A.4.3.2 Supervised Classification
Explain how classifications techniques in supervised learning are used to predict discrete categorical outcomes. - K-Nearest Neighbours (K-NN) and decision trees algorithms to categorize new data points, based on patterns learned from existing labelled data - Real-world applications of K-NN may include collaborative filtering recommendation systems. - Real-world applications of decision trees may include medical diagnosis based on a patient’s symptoms.
A.4.3.3 Hyperparameter Tuning & Eval
Explain the role of hyperparameter tuning when evaluating supervised learning algorithms. - Accuracy, precision, recall and F1 score as evaluation metrics - The role of hyperparameter tuning on model performance - Overfitting and underfitting when training algorithms
A.4.3.7 Genetic Algorithms in Practice
Describe the application of genetic algorithms in various real-world situations. - For example: population, fitness function, selection, crossover, mutation, evaluation, termination - Real-world application: optimization problems such as route planning (travelling salesperson problem).

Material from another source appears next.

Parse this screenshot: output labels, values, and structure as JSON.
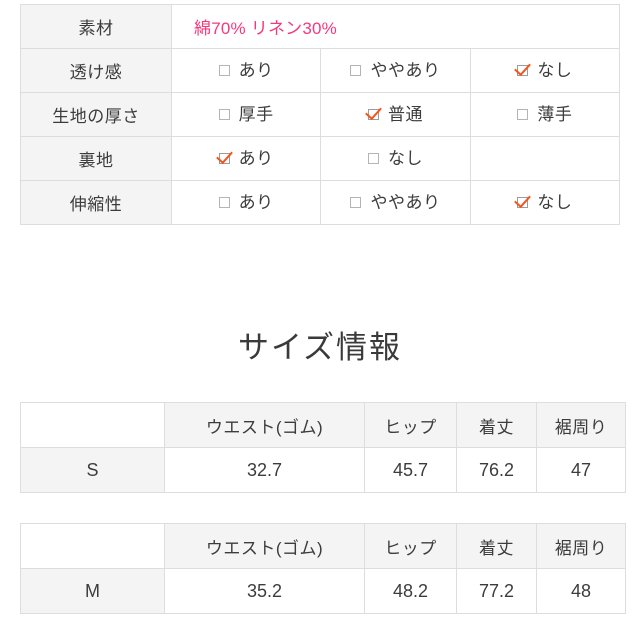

A.4.3.8 ANN Structure & MLPs
Outline the structure and function of ANNs and how multi-layer networks are used to model complex patterns in data sets. - An artificial neural network (ANN) to simulate interconnected nodes or “neurons” to process and learn from input data, enabling tasks such as classification, regression and pattern recognition - Sketch of a single perceptron, highlighting its input, weights, bias, activation function and output - Sketch of a multi-layer perceptron (MLP) encompassing the input layer, one or more hidden layers and the output layer.